Parallelism & Optimization - Advanced Optimizers
Supports various first/second-order optimizers with flexible interfaces:
- SGD, SGDM, NAG
- AdaGrad, AdaDelta
- Adam, Nadam
Scientific Computing - Numerical Methods
As scientific computing becomes crucial for AI, frameworks should:
- Provide scientific computing functionality
- Offer functional programming paradigms
- Enable math-like programming approaches
- Address current limitations in handling mathematical expressions (e.g., differential equations)
Scientific Computing - AI Methods
For AI-assisted scientific computing, frameworks need:
- Unified data infrastructure
- Conversion of traditional scientific data to tensors
- Support for numerical methods (e.g., high-order differentials, linear algebra)
- Computational graph optimization for hybrid AI/numerical methods
- End-to-end acceleration of "AI + Scientific Computing"
Security/Trust - AI Interpretability
Frameworks need three-layer interpretability support:
- Pre-modeling Data Interpretability: Analyze data distributions and select representative features
- Interpretable AI Models: Combine with traditional ML (e.g., Bayesian programming) to balance effectiveness and interpretability
- Post-model Interpretation: Analyze input/output dependencies (e.g., TB-Net) and verify model logic
Secure and Trusted Components - Data Security: In the field of artificial intelligence, data security issues not only involve the protection of raw data but also preventing the inference of private information from model outputs. Therefore, AI frameworks must not only provide data asset protection capabilities but also safeguard model data privacy through methods like differential privacy. Additionally, to ensure data security at the source, AI frameworks employ techniques such as federated learning for model training, enabling updates without data leaving the local environment.

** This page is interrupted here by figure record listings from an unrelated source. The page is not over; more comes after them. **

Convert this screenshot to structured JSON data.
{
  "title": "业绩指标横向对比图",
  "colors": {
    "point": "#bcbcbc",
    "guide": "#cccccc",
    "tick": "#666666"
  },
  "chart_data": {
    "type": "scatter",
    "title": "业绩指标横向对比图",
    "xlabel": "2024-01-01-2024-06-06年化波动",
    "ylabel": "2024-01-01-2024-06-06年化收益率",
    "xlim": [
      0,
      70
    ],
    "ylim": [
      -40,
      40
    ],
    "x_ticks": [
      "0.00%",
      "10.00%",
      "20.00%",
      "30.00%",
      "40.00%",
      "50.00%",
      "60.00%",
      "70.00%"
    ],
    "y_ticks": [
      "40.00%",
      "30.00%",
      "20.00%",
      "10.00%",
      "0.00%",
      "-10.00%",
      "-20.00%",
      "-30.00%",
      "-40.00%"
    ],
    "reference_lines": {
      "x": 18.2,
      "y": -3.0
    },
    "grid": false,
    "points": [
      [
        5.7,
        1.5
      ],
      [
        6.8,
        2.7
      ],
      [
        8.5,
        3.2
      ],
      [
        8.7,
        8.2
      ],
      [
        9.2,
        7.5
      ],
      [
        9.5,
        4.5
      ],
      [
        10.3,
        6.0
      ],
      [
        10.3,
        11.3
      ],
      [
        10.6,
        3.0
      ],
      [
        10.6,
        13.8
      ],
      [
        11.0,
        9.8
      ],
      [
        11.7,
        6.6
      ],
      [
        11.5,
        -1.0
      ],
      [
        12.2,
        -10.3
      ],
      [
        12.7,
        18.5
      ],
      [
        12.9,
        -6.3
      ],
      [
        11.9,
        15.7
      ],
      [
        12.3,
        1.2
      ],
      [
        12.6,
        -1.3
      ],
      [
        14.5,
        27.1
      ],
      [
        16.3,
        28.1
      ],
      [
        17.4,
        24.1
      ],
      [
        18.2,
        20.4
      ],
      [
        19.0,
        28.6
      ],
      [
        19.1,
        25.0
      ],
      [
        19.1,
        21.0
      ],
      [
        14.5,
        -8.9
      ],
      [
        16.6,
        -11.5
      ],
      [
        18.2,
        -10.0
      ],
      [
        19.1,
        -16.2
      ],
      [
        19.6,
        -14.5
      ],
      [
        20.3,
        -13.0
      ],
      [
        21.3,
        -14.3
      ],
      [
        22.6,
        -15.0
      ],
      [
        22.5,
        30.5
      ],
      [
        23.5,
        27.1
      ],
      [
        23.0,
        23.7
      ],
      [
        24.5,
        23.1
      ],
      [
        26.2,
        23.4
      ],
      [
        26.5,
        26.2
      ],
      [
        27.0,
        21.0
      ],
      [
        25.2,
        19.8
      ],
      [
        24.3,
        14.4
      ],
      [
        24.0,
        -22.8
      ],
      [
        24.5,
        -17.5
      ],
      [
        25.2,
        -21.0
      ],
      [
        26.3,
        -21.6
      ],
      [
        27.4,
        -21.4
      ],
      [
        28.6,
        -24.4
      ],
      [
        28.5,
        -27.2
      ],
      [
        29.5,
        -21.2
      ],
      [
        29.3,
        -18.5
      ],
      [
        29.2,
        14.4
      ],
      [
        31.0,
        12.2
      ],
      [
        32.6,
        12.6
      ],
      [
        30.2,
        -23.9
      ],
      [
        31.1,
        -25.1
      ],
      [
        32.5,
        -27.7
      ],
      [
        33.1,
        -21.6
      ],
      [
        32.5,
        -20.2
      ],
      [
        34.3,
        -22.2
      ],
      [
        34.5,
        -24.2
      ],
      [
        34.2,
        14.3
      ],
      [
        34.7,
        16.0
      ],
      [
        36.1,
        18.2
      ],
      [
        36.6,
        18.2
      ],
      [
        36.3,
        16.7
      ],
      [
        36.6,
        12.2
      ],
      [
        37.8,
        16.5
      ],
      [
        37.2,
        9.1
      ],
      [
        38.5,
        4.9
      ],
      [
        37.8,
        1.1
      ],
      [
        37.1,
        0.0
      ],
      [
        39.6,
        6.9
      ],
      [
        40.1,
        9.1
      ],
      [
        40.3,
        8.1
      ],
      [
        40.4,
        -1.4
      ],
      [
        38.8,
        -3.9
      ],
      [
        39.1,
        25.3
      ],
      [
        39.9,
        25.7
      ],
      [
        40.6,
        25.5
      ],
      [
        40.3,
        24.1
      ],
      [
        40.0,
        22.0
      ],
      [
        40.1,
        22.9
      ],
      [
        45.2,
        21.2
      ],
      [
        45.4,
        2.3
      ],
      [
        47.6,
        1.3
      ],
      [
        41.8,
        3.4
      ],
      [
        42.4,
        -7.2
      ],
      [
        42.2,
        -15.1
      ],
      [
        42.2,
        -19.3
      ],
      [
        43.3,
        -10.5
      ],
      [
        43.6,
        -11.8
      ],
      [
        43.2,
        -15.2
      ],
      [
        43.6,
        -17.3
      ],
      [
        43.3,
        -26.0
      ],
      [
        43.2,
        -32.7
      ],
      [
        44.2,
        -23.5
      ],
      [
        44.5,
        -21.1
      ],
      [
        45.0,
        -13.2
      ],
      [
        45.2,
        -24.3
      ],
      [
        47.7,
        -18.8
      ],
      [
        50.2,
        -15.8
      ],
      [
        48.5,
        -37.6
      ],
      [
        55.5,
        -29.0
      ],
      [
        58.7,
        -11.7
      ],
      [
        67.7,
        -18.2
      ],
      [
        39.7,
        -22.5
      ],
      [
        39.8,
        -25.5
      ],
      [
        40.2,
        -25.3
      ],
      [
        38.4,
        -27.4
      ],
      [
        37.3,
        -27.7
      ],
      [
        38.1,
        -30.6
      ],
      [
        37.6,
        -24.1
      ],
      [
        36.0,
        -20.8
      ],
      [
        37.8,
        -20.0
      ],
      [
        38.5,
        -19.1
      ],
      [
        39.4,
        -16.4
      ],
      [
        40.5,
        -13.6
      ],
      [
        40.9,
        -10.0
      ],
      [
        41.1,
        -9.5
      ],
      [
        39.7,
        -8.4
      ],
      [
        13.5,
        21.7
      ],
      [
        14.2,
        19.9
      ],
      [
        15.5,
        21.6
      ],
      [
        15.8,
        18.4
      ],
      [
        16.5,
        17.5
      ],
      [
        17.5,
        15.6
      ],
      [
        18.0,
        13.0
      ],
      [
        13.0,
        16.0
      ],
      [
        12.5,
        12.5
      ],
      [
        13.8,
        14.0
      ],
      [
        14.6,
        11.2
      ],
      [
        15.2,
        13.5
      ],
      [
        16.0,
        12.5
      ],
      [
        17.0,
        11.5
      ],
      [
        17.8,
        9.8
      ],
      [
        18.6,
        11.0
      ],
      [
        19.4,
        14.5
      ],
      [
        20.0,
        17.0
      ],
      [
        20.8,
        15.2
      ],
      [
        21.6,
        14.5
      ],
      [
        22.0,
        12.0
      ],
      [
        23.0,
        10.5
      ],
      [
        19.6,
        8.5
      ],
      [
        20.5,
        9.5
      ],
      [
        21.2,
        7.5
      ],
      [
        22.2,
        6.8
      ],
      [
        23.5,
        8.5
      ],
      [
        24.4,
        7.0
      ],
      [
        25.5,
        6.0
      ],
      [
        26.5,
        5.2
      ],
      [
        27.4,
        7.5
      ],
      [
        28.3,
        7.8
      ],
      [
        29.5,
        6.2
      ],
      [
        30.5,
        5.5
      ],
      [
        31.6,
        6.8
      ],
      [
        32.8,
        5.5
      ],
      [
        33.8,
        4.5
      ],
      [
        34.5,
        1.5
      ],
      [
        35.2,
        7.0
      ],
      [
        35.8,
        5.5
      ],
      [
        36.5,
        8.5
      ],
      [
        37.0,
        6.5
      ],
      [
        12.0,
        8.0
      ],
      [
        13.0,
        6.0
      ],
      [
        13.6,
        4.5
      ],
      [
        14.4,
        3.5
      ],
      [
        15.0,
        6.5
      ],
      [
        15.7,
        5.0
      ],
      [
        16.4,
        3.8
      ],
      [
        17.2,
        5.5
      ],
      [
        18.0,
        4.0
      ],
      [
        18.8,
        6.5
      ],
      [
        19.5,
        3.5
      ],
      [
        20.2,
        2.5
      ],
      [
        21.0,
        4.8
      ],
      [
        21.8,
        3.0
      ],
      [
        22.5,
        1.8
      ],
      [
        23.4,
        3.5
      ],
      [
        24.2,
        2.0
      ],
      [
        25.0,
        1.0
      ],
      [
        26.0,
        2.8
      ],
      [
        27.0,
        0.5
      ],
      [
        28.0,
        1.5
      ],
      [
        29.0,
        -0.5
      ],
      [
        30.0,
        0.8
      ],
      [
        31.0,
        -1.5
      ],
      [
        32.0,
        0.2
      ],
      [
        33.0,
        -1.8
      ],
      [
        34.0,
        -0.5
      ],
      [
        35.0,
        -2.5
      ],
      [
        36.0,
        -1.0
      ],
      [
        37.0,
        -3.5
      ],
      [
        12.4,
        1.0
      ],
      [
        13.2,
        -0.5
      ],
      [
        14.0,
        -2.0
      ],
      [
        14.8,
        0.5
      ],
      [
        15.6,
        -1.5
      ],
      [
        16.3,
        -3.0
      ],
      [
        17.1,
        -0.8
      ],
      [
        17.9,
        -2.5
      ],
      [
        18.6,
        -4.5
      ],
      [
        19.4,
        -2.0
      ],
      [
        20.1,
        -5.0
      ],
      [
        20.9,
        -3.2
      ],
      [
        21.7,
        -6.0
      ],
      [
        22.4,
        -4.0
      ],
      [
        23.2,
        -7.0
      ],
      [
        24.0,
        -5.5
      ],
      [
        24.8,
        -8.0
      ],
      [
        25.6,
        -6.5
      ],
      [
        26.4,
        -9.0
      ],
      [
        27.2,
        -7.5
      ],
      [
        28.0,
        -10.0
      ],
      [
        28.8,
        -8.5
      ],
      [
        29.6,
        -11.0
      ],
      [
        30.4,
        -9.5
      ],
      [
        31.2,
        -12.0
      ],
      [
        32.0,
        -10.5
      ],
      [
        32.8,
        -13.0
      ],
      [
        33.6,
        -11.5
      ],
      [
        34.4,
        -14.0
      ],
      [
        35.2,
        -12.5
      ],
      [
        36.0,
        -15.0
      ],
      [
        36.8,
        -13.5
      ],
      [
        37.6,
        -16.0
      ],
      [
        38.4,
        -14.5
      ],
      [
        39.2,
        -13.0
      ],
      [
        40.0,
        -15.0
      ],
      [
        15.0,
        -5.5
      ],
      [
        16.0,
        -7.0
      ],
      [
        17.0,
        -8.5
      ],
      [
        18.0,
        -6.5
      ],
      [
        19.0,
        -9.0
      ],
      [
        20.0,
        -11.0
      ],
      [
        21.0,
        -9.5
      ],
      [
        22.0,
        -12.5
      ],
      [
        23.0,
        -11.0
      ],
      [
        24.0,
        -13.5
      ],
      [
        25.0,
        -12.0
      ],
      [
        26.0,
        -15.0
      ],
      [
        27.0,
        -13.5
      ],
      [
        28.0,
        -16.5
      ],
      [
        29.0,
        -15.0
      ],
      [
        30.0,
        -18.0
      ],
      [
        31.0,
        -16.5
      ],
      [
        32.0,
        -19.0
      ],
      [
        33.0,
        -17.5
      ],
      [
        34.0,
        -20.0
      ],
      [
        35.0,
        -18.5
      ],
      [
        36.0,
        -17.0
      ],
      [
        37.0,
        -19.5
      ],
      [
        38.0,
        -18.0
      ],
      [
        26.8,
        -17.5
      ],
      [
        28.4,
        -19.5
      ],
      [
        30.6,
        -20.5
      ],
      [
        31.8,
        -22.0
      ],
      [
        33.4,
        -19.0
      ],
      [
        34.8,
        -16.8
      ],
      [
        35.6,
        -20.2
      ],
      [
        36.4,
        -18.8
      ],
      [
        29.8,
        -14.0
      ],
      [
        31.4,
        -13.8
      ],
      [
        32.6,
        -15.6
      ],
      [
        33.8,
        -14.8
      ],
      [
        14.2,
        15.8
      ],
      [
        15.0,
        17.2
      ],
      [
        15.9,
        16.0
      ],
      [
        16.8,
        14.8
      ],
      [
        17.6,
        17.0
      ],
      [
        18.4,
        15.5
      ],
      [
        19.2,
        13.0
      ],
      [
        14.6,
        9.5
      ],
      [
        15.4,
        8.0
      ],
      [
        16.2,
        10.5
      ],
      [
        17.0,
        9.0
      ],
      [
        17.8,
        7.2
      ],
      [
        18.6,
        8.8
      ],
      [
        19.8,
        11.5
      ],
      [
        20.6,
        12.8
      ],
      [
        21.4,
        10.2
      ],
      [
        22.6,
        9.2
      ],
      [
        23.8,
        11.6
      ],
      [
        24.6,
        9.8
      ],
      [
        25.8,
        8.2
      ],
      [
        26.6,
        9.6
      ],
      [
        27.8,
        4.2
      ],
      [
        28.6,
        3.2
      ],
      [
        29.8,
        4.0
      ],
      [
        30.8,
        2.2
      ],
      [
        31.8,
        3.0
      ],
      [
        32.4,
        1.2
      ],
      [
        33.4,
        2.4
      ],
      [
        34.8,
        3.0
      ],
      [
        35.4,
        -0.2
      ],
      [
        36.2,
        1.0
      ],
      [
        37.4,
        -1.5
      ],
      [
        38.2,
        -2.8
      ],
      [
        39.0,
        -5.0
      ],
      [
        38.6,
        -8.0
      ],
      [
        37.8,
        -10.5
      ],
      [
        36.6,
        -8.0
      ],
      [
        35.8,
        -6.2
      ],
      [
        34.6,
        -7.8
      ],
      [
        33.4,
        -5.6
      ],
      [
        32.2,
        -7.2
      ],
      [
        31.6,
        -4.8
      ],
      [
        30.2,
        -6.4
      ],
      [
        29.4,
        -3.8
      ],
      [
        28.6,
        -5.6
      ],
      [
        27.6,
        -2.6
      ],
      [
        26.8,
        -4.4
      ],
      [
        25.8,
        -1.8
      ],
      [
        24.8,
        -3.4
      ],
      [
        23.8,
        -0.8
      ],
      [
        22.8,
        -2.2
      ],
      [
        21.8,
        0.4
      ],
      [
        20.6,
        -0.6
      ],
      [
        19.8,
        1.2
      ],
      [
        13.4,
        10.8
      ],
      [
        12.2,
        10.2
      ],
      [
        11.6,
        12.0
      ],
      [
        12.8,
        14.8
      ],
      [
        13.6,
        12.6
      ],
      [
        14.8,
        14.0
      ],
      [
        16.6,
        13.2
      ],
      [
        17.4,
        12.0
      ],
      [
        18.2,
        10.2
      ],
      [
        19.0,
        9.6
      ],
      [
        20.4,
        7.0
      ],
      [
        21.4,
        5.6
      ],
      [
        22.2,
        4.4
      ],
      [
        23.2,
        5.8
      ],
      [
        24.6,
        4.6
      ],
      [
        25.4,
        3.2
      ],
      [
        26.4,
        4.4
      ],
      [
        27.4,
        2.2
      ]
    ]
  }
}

Secure and Trusted Components - Model Safety: Insufficient training samples can lead to poor model generalization, resulting in incorrect judgments when faced with malicious inputs. To address this, AI frameworks must offer robust testing tools, including black-box, white-box, and gray-box adversarial testing techniques (e.g., static structure analysis, dynamic path analysis). Furthermore, frameworks can enhance model robustness by supporting methods like network distillation and adversarial training.
Tool Components - Training Visualization: Supports visualization of the training process, allowing users to directly view key metrics such as training scalars, parameter distributions, computation graphs, data graphs, and data sampling.
Tool Components - Debugger: Neural network training often encounters numerical errors (e.g., infinite values), making it difficult for developers to diagnose convergence issues. Debuggers enable inspection of graph structures, node inputs/outputs (e.g., tensor values, corresponding Python code), and allow setting conditional breakpoints to monitor node computations in real-time.
3. Ecosystem Layer: This layer focuses on application services, supporting the development, maintenance, and improvement of AI models. It is accessible to both developers and end-users.
Suites/Model Libraries: AI frameworks should provide pre-trained models or predefined architectures (e.g., for CV, NLP) to facilitate model training and inference.
AI Domain-Specific Libraries: Frameworks should offer extensive support for specialized tasks (e.g., GNN, reinforcement learning, transfer learning) with practical examples to enhance application services.
AI + Scientific Computing: Unlike traditional fields like CV or NLP, scientific computing requires domain expertise. To accelerate AI integration, frameworks should provide user-friendly toolkits for fields such as electromagnetic simulation, pharmaceutical research, energy, meteorology, biology, and materials science, including high-quality datasets, accurate base models, and pre/post-processing tools.
Documentation: Comprehensive documentation is essential, covering framework descriptions, APIs, version changes, FAQs, and feature details.
Community: A thriving community is vital for AI service development. Good frameworks should maintain an active community with long-term support for projects and applications built on them.